К немалому изумлению отца и радости матери и сестры, Джек произнес целую речь в мою защиту. Он утверждал (опираясь на авторитет древних — каких именно, мне неведомо), что обсуждаемый вопрос уже вне компетенции родителей, как одной, так и другой из сторон, и что, дав несколько месяцев назад согласие на наш брак, они теперь не вправе взять его обратно. Не разделяя взглядов огромного множества ученых и весьма уважаемых богословов на свадебный обряд, — на эту тему можно было бы сказать еще очень многое, — он тем не менее свято чтит самый брак, быть может, даже еще более свято, чем они, ибо даже если браки совершаются в магистрате чиновниками, без участия священнослужителя, тем не менее перед лицом господа эти узы нерасторжимы…
— Я хочу сказать, сэр, — тут Джек, по его словам, повернулся к отцу, что если "никто да не расторгнет узы, коими я, Джон Ламберт, служитель бога, соединил этого мужчину и эту женщину", то никто да не разлучит и тех, кто соединился перед лицом бога. — И в этом месте своего рассказа он обнажил голову. — Тут, — продолжал он, — для меня нет никаких сомнений. Вы, глава семьи, лицо в своей семье священное, соединили этих двух молодых людей, или дали им право связать себя нерасторжимыми узами с вашего согласия. Мои воззрения на этот предмет не допускают двух толкований, и я подробно изложу их в нескольких последовательных собеседованиях, кои, без сомнения, должны будут вас удовлетворить. После этого, — продолжал Джек, — отец сказал: "Я уже вполне удовлетворен, мой мальчик", — а эта вострушка Этти, которой палец в рот не клади, шепнула мне на ухо: "Мы с маменькой сошьем тебе дюжину сорочек, честное слово",
— Пока мы так беседовали, — продолжал свой рассказ Джек, — появилась моя сестрица Теодозия, очень бледная, надо сказать, и очень взволнованная, поцеловала папеньку, опустилась на стул рядом с ним, отломила кусочек гренка… Дорогой мой Джордж, этот портвейн восхитителен, я пью за твое здоровье… Отломила кусочек гренка и окунула его в глинтвейн.
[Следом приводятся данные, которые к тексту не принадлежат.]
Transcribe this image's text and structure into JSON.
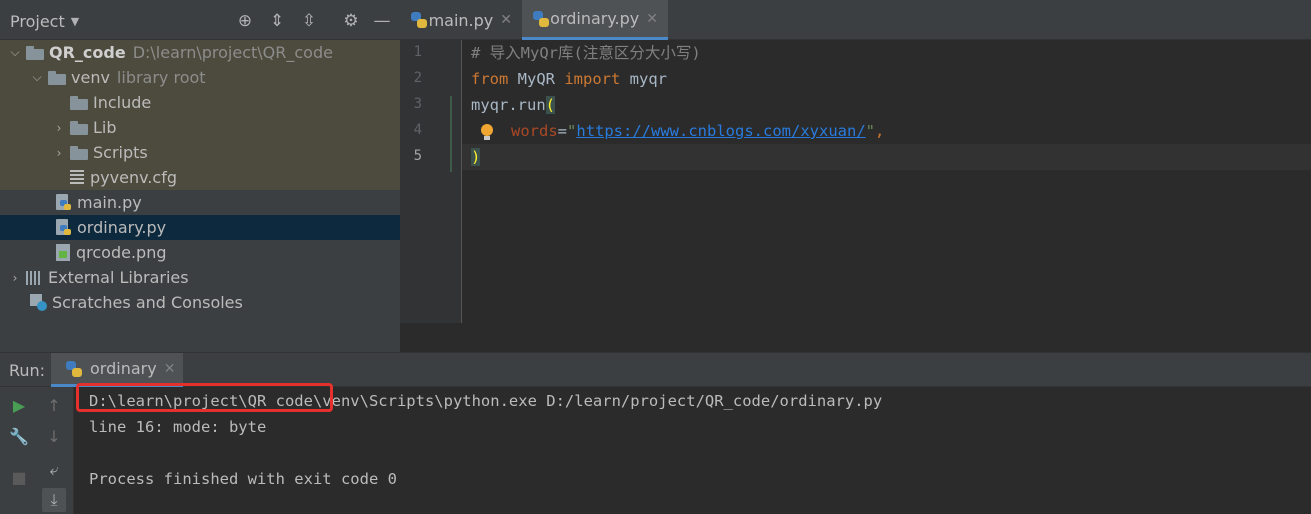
{
  "project_panel": {
    "title": "Project",
    "tree": [
      {
        "label": "QR_code",
        "hint": "D:\\learn\\project\\QR_code"
      },
      {
        "label": "venv",
        "hint": "library root"
      },
      {
        "label": "Include"
      },
      {
        "label": "Lib"
      },
      {
        "label": "Scripts"
      },
      {
        "label": "pyvenv.cfg"
      },
      {
        "label": "main.py"
      },
      {
        "label": "ordinary.py"
      },
      {
        "label": "qrcode.png"
      },
      {
        "label": "External Libraries"
      },
      {
        "label": "Scratches and Consoles"
      }
    ],
    "selected": "ordinary.py"
  },
  "editor": {
    "tabs": [
      {
        "label": "main.py",
        "active": false
      },
      {
        "label": "ordinary.py",
        "active": true
      }
    ],
    "line_numbers": [
      "1",
      "2",
      "3",
      "4",
      "5"
    ],
    "current_line": "5",
    "code": {
      "l1": "# 导入MyQr库(注意区分大小写)",
      "l2_kw1": "from",
      "l2_mod": " MyQR ",
      "l2_kw2": "import",
      "l2_name": " myqr",
      "l3_call": "myqr.run",
      "l3_paren": "(",
      "l4_param": "words",
      "l4_eq": "=",
      "l4_q1": "\"",
      "l4_url": "https://www.cnblogs.com/xyxuan/",
      "l4_q2": "\"",
      "l4_comma": ",",
      "l5_paren": ")"
    }
  },
  "run_panel": {
    "label": "Run:",
    "tab_label": "ordinary",
    "console": [
      "D:\\learn\\project\\QR_code\\venv\\Scripts\\python.exe D:/learn/project/QR_code/ordinary.py",
      "line 16: mode: byte",
      "",
      "Process finished with exit code 0"
    ]
  },
  "colors": {
    "selection": "#0d293e",
    "accent": "#4a88c7",
    "annotation_box": "#e5312e"
  }
}
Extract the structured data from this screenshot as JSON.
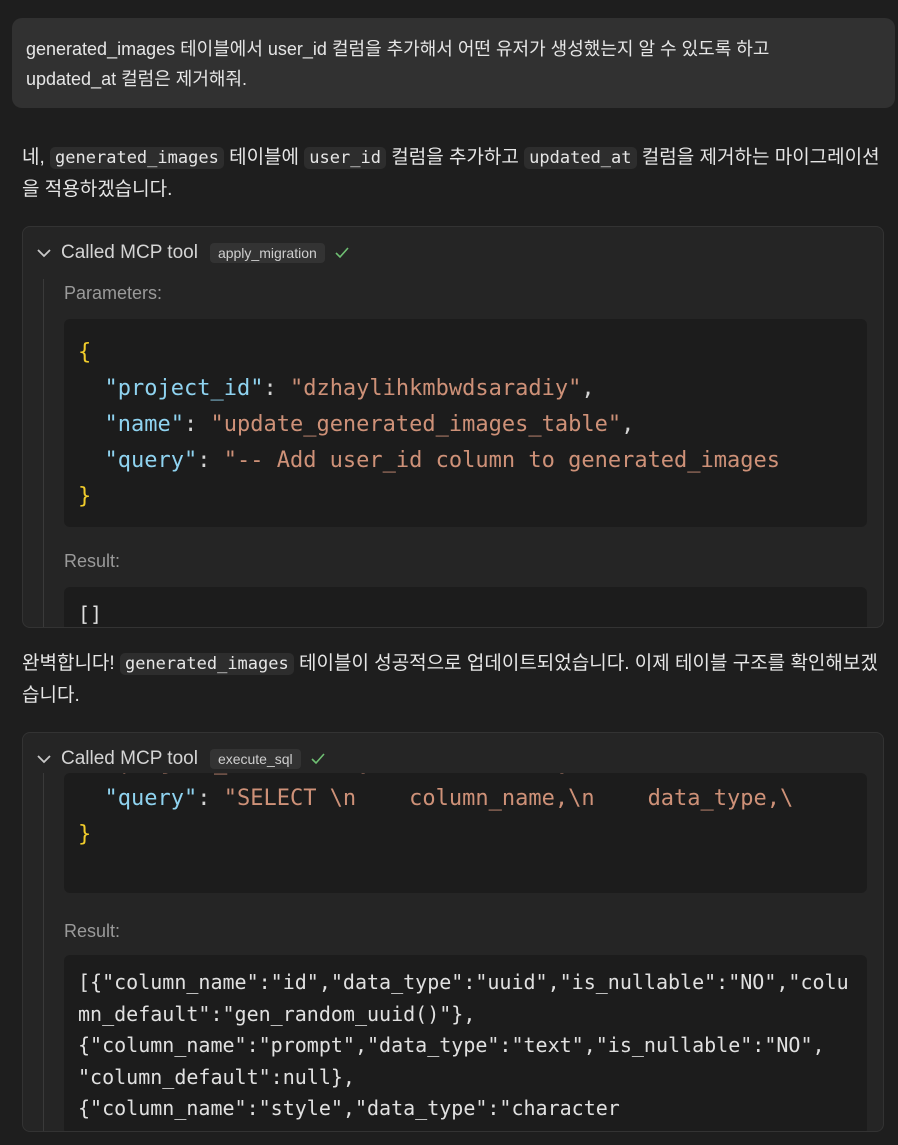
{
  "user_message": {
    "line1": "generated_images 테이블에서 user_id 컬럼을 추가해서 어떤 유저가 생성했는지 알 수 있도록 하고",
    "line2": "updated_at 컬럼은 제거해줘."
  },
  "assistant_msg1": {
    "prefix": "네, ",
    "code1": "generated_images",
    "mid1": " 테이블에 ",
    "code2": "user_id",
    "mid2": " 컬럼을 추가하고 ",
    "code3": "updated_at",
    "suffix": " 컬럼을 제거하는 마이그레이션을 적용하겠습니다."
  },
  "tool1": {
    "header_label": "Called MCP tool",
    "tool_name": "apply_migration",
    "params_label": "Parameters:",
    "open_brace": "{",
    "close_brace": "}",
    "params": [
      {
        "key": "\"project_id\"",
        "value": "\"dzhaylihkmbwdsaradiy\"",
        "trail": ","
      },
      {
        "key": "\"name\"",
        "value": "\"update_generated_images_table\"",
        "trail": ","
      },
      {
        "key": "\"query\"",
        "value": "\"-- Add user_id column to generated_images",
        "trail": ""
      }
    ],
    "result_label": "Result:",
    "result_text": "[]"
  },
  "assistant_msg2": {
    "prefix": "완벽합니다! ",
    "code1": "generated_images",
    "suffix": " 테이블이 성공적으로 업데이트되었습니다. 이제 테이블 구조를 확인해보겠습니다."
  },
  "tool2": {
    "header_label": "Called MCP tool",
    "tool_name": "execute_sql",
    "partial_line": "\"project_id\": \"dzhaylihkmbwdsaradiy\",",
    "params": [
      {
        "key": "\"query\"",
        "value": "\"SELECT \\n    column_name,\\n    data_type,\\",
        "trail": ""
      }
    ],
    "close_brace": "}",
    "result_label": "Result:",
    "result_text": "[{\"column_name\":\"id\",\"data_type\":\"uuid\",\"is_nullable\":\"NO\",\"column_default\":\"gen_random_uuid()\"},\n{\"column_name\":\"prompt\",\"data_type\":\"text\",\"is_nullable\":\"NO\",\n\"column_default\":null},\n{\"column_name\":\"style\",\"data_type\":\"character"
  },
  "colors": {
    "background": "#1e1e1e",
    "brace": "#f2cd2b",
    "key": "#8fd3f0",
    "string": "#ce9178",
    "check": "#6fbf73"
  },
  "icons": [
    "chevron-down-icon",
    "check-icon"
  ]
}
"Ты бы слышала, какую проповедь прочел нам сейчас Джек, жаль, что тебя здесь не было! — сказала тут Эстер. — Это была очень красивая проповедь".
"Вот как?" — говорит Теодозия. Она, бедняжка, была настолько слаба и измучена, что у нее, думается мне, не хватило бы даже сил оценить мое красноречие или блестящий подбор цитат, который, признаться, довелось мне сегодня пустить в ход.
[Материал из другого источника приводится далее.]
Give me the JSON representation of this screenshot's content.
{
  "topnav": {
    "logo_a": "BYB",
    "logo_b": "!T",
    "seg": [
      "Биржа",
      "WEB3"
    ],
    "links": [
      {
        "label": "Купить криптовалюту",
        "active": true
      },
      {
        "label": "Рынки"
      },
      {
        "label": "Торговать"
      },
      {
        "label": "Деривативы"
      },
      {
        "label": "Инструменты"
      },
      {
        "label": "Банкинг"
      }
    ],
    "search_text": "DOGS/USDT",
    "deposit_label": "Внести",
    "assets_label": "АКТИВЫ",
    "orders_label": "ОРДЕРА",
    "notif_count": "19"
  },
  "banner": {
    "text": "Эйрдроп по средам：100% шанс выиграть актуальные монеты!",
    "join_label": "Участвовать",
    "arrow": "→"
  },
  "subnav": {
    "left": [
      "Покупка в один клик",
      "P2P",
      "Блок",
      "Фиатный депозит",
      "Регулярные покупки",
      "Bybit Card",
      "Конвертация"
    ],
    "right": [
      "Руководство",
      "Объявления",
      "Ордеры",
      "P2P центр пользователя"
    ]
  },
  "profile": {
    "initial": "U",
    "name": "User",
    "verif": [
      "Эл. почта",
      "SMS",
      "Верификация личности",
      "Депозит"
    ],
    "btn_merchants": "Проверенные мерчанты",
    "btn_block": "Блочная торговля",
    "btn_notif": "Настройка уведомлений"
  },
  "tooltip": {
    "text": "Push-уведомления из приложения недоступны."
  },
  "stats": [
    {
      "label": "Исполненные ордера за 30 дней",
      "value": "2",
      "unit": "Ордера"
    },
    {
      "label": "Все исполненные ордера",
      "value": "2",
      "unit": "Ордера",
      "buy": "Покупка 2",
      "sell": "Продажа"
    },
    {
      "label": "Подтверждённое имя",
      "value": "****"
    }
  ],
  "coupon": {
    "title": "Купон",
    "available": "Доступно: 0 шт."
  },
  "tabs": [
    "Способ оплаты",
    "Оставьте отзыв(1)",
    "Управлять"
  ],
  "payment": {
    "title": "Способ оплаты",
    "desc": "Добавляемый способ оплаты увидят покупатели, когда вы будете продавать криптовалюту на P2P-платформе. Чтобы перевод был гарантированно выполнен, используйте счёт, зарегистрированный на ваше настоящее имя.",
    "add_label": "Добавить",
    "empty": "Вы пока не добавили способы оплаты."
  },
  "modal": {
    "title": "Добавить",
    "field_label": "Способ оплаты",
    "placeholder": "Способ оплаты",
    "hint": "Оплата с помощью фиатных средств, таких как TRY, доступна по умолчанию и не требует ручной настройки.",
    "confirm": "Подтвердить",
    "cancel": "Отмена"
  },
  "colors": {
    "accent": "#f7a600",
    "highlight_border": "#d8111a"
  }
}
"Он говорил подряд три четверти часа по шрусберийским башенным часам, сказал папенька, хотя, разумеется, по моим часам, я не говорил так долго. И все это касалось тебя, моя дорогая", — продолжал папенька, похлопывая Теодозию по руке.
"Меня, папенька?"
"Тебя, душенька… и мистера Уорингтона… то есть Джорджа", — сказал папенька и тут — (продолжал мистер Джек) — сестра положила ему голову на плечо и заплакала.
"Это напоминает мне одно место из Павзания, сэр, — сказал я, — только там было по-другому".
"Вот как? Из Павзания? — говорит папенька. — А это кто такой, позвольте узнать?"
Я невольно улыбнулся простодушию нашего папеньки, который не стыдился выказывать свое невежество перед детьми.